You will want to ensure all of these items are clearly and completely documented for your final inspection and licensing appointment. This process can seem intimidating, but what the inspector wants to know is that your operation will produce food safely and legally. Try to think of them as a source of information for maintaining a legal operation.

6. Delivery Partner

Finally, you will need to select a delivery partner for your business. In exchange for using their infrastructure and technology, you will give up a percentage of your order totals to this company. While giving away up to 30% of every order may seem extravagant, you must consider the benefits of leveraging these platforms. First, you won’t have to build your own technology platform to process orders which would be a time-consuming and financially demanding process. Rather, you will be up and running after simply creating an account on the third party delivery app of your choosing.

Second, you will save time and money on your marketing efforts, as hungry customers will come to a well-known digital marketplace and find you. Plus, most platforms will allow you to pay for in-app advertising or premium placement to attract more eyes (and stomachs) to your business.
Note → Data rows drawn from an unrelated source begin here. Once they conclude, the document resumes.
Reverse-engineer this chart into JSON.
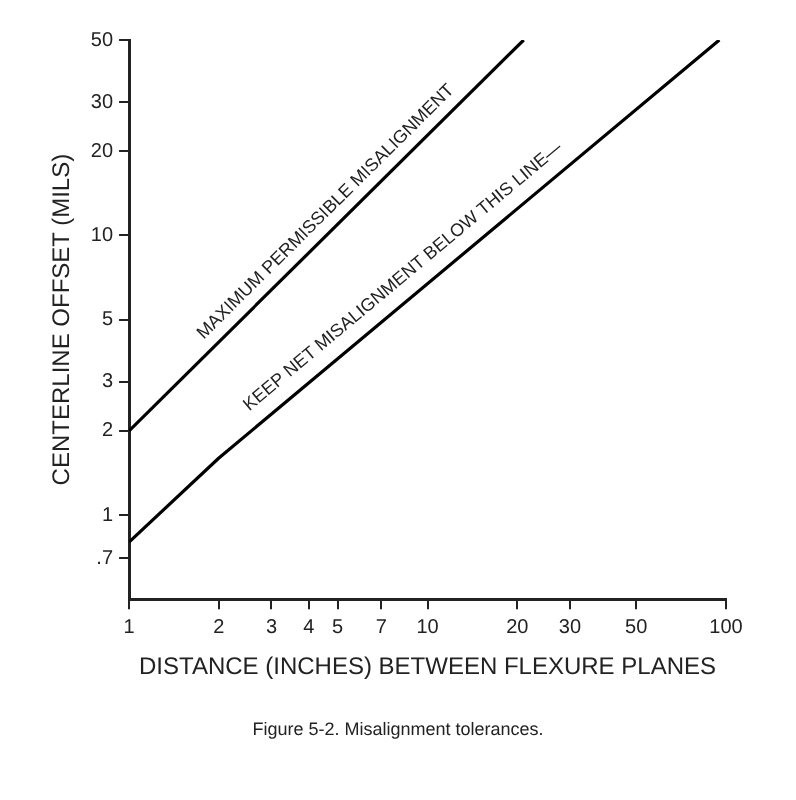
{
  "chart_data": {
    "type": "line",
    "xlabel": "DISTANCE (INCHES) BETWEEN FLEXURE PLANES",
    "ylabel": "CENTERLINE OFFSET (MILS)",
    "series": [
      {
        "color": "#000000",
        "x": [
          1,
          21
        ],
        "values": [
          2,
          50
        ]
      },
      {
        "color": "#000000",
        "x": [
          1,
          2,
          95
        ],
        "values": [
          0.8,
          1.6,
          50
        ]
      }
    ],
    "log": "xy",
    "xlim": [
      1,
      100
    ],
    "ylim": [
      0.5,
      50
    ],
    "xticks": [
      1,
      2,
      3,
      4,
      5,
      7,
      10,
      20,
      30,
      50,
      100
    ],
    "yticks": [
      {
        "value": 0.7,
        "label": ".7"
      },
      1,
      2,
      3,
      5,
      10,
      20,
      30,
      50
    ],
    "grid": false,
    "legend": false,
    "marker": "none",
    "line_style": "solid",
    "annotations": [
      {
        "text": "MAXIMUM PERMISSIBLE MISALIGNMENT",
        "x": 5,
        "y": 11
      },
      {
        "text": "KEEP NET MISALIGNMENT BELOW THIS LINE—",
        "x": 9,
        "y": 6.4
      },
      "Figure 5-2. Misalignment tolerances."
    ]
  }
}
Additionally, you will save time and money from having to find and employ several people to deliver your food. Instead, these individuals will work for the delivery platform and be paid through them. Some of the nation’s top platforms currently include DoorDash, GrubHub, Postmates, Caviar, and Uber Eats. For more tips on the delivery industry, including lessons learned from successful ghost kitchens or how to start a food delivery service, head to our awesome blog!

Closing Thoughts

As a ghost restaurant owner, one of the most important steps to getting your business running is finding a ghost kitchen operator that can meet your brand's needs. That’s why at Shipday, we’ve created the best small business order management system to help you get started. Stay ahead of the competition with optimized restaurant delivery apps and food delivery software.

Though starting a ghost kitchen may seem like an overwhelming endeavor at first, with careful and thoughtful preparation you will be open for online ordering in no time!